DDG facilitates peace through dialogue

The Turkana and Pokot regions in the Northwestern part of Kenya used to be a "'battle ground", where different ethnic groups completed cattle raiding of each other's livestock, both locally and across borders. After the Danish Demming Group (DDG) started its work, a fragile peace has been achieved.


By: Sara Schlüter

"The chiefs from the different communities couldn't even be in the same room. Now, they arrange meetings on their own, without DDG even having to be involved", says, Noah Tonui, the newly appointed deputy county commissioner for Loima in Turkana county of Northwestern Kenya. The chiefs are the top officials in smaller villages.

"They used to see each other as enemies, but when I took office a month ago, I discovered that the situation is very different now. DDG activities have helped improve relationships across the local communities!, he says, gesturing  towards Raphael Locham, who manages DDG's work in the area.

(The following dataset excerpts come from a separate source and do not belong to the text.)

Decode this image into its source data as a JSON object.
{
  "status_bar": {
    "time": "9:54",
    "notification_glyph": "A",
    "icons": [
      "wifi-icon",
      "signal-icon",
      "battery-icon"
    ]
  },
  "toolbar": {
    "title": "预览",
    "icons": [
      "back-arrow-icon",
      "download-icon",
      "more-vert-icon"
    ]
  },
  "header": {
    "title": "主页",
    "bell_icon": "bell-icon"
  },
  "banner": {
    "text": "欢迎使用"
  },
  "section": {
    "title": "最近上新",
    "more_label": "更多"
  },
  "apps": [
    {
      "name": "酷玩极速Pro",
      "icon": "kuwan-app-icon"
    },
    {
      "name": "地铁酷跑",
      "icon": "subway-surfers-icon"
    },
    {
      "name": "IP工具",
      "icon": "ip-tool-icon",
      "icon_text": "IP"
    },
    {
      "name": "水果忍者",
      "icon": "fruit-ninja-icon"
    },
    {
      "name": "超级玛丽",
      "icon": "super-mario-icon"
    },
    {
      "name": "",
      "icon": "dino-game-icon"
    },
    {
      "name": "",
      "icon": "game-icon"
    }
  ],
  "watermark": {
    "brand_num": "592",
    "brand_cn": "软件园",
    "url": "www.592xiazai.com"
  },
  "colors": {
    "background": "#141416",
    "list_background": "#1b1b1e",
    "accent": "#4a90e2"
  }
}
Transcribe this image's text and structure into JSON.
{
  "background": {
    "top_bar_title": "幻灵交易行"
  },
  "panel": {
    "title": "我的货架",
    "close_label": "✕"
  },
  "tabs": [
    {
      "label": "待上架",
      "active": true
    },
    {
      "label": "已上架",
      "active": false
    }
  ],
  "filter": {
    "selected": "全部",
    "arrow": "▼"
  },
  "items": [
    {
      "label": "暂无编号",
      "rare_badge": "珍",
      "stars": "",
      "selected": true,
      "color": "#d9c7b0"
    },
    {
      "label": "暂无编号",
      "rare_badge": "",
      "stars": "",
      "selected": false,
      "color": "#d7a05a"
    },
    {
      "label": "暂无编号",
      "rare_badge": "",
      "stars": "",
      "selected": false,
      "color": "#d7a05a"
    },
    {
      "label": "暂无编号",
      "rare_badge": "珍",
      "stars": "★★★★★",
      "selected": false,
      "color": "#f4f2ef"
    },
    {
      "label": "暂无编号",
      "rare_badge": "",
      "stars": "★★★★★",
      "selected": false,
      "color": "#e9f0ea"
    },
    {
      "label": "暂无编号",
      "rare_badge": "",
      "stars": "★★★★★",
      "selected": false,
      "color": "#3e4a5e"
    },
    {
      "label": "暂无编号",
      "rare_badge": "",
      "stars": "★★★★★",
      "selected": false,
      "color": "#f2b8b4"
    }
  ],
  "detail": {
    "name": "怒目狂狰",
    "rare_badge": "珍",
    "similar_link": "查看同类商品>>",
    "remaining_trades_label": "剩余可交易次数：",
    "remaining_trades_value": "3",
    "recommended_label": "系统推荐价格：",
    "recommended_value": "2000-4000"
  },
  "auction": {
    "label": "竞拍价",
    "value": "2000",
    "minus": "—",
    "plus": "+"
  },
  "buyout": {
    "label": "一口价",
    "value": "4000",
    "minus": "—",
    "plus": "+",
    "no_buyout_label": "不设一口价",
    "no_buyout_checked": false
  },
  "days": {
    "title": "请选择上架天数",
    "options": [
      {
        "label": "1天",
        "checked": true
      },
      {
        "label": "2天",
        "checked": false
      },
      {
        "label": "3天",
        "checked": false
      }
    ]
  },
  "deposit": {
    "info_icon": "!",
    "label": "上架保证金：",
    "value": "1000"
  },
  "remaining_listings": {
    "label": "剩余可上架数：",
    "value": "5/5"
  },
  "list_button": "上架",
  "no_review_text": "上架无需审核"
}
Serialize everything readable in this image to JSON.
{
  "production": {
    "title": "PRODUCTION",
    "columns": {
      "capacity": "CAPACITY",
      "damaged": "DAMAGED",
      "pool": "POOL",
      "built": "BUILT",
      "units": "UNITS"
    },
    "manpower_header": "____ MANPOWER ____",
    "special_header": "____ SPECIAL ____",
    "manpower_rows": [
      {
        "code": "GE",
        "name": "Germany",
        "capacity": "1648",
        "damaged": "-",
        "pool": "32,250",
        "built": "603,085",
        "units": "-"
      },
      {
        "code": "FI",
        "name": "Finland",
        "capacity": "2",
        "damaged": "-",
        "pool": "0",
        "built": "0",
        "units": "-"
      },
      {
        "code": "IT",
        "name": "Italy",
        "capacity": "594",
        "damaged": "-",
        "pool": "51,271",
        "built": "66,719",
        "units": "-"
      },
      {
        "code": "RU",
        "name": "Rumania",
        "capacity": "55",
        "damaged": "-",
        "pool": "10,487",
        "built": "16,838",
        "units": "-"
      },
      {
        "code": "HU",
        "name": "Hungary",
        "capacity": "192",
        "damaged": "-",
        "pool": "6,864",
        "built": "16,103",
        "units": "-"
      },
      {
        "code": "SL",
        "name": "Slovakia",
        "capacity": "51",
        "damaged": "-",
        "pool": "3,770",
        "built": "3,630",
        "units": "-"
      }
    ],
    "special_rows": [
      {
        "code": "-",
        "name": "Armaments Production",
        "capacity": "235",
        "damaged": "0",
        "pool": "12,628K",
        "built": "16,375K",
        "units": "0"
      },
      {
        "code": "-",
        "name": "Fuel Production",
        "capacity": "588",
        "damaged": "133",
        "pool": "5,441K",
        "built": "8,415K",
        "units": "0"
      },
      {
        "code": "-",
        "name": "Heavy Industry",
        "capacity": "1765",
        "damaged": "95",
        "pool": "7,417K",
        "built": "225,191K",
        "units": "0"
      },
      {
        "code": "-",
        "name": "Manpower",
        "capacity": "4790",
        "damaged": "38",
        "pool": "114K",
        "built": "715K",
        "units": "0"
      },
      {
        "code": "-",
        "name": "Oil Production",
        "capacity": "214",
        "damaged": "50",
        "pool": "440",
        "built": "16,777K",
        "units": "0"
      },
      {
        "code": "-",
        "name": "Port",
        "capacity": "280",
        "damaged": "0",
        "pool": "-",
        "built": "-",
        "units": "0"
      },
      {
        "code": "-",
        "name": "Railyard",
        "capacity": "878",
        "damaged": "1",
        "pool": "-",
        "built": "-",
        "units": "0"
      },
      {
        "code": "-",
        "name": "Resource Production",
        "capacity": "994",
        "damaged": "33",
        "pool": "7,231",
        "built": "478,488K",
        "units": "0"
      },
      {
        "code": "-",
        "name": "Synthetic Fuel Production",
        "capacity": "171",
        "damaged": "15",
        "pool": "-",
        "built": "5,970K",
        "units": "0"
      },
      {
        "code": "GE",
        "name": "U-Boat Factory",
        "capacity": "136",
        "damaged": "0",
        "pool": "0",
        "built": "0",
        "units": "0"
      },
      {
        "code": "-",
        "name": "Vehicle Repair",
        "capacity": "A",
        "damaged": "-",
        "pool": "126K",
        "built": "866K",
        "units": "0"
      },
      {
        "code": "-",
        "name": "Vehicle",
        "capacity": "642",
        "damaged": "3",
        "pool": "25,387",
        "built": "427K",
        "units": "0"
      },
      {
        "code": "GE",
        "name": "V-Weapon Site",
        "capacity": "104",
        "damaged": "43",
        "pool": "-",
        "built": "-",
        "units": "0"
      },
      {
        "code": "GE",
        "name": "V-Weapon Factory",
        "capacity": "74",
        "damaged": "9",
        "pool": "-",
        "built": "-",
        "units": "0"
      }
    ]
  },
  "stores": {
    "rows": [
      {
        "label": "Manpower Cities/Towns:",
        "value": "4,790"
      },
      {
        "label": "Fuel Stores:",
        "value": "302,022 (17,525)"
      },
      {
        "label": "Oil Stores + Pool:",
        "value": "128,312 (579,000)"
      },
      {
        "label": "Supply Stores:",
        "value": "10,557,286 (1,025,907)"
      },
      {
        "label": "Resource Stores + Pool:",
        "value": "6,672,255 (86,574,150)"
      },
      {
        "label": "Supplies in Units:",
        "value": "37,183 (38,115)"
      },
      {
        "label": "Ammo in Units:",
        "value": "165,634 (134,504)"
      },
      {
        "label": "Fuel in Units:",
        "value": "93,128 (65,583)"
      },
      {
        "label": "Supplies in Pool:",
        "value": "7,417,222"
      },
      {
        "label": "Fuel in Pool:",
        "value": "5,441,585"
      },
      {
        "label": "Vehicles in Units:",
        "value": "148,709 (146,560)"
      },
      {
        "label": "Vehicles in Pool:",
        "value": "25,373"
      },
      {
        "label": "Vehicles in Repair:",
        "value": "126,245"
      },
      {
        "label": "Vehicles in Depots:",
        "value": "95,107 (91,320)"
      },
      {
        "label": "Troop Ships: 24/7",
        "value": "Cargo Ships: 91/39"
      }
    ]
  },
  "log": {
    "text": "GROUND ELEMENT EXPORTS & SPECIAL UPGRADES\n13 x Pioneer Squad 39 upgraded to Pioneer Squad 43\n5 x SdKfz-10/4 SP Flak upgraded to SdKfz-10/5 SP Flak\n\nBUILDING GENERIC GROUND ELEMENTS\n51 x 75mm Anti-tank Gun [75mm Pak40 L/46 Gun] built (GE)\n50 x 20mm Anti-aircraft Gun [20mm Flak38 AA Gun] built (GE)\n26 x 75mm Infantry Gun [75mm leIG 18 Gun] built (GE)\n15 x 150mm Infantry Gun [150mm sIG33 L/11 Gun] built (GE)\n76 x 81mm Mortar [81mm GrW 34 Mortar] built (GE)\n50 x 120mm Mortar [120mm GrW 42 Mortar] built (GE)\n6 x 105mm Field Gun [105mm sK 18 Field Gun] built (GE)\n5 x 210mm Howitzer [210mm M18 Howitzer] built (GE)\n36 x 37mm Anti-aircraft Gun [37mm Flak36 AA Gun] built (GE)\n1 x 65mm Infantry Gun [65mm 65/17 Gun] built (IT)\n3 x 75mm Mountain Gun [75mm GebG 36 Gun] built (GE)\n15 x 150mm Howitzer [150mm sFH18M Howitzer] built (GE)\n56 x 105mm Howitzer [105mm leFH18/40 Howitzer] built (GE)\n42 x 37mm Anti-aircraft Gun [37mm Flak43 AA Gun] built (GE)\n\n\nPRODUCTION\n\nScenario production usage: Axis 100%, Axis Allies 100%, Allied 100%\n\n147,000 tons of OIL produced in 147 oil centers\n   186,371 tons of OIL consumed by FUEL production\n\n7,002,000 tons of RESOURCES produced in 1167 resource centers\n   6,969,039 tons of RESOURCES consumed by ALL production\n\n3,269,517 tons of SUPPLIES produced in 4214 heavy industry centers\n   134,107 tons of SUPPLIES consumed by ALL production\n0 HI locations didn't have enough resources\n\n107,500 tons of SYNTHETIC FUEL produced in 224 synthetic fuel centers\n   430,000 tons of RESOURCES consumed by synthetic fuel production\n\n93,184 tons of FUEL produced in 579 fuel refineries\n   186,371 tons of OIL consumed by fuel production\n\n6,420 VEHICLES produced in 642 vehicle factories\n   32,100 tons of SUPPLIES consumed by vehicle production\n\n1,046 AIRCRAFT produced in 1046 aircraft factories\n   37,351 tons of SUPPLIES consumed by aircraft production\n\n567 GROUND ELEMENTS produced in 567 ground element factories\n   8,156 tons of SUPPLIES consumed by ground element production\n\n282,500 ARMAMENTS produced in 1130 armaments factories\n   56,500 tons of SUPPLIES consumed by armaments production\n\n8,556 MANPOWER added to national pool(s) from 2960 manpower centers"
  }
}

DDG operations include a number of initiatives in the area. This includes building trust among communities and security providers and community engagement and conflict management training of police officers and local authorities. This aims to increase their professionalism, legitimacy, sensitivity towards gender issues and their general know-how on conflict management and cross boarder dialogues.


The Crime Rate Has Fallen

A bit further down from Noah Tunois' office, around 30 police officers, chiefs, assistant chiefs and county government officials are gathered for community engagement training. In front of a series of posters, a trainer from DDG is speaking about respect and professionalism. He discusses how to create a secure atmosphere for the population and to manage conflicts and communicate in a respectful tone to decrease the potential for conflict.

One of the people present is acting chief of Lokiriama, Sammy Tioko. He works closely with DDG and was recently offered a course on mediation by DDG. He is very pleased with the training and uses it in his daily work.

"We don't keep this knowledge to ourselves. We share it by calling for meetings and passing it on," he says.

"Since DDG started its work here, crime has fallen and people have started registering their small arms. It is a slow process, but it is really improving day by day and we have seen the benefit of understanding the dangers of small arms in the communities," Sammy Tioko says.


Cross Border Dialogue Meetings 

DDG not only works locally in this area, with Turkana and Pokot regions being located near Uganda. For as long as anyone can remember there has been a tradition of cattle raiding across the border. Therefore, DDG has facilitated cross border meetings for the last three years and have offices in both countries.

"This used to be a battle ground," Raphael Locham says, pointing to the countryside, while driving to Lorengippi, a location at the border of Pokot, Turkana and Uganda.

The the last couple of years, however, have seen relative peace both locally and across the border.

Chief Nathan Akal of Lorengippi near the border explains what happened during the dialogue meetings. 

 "When DDG facilitated the cross border dialogue meetings, they found out through these dialogues, that both communities were being destroyed by the raids and that they were both eager to achieve lasting solutions to the conflict."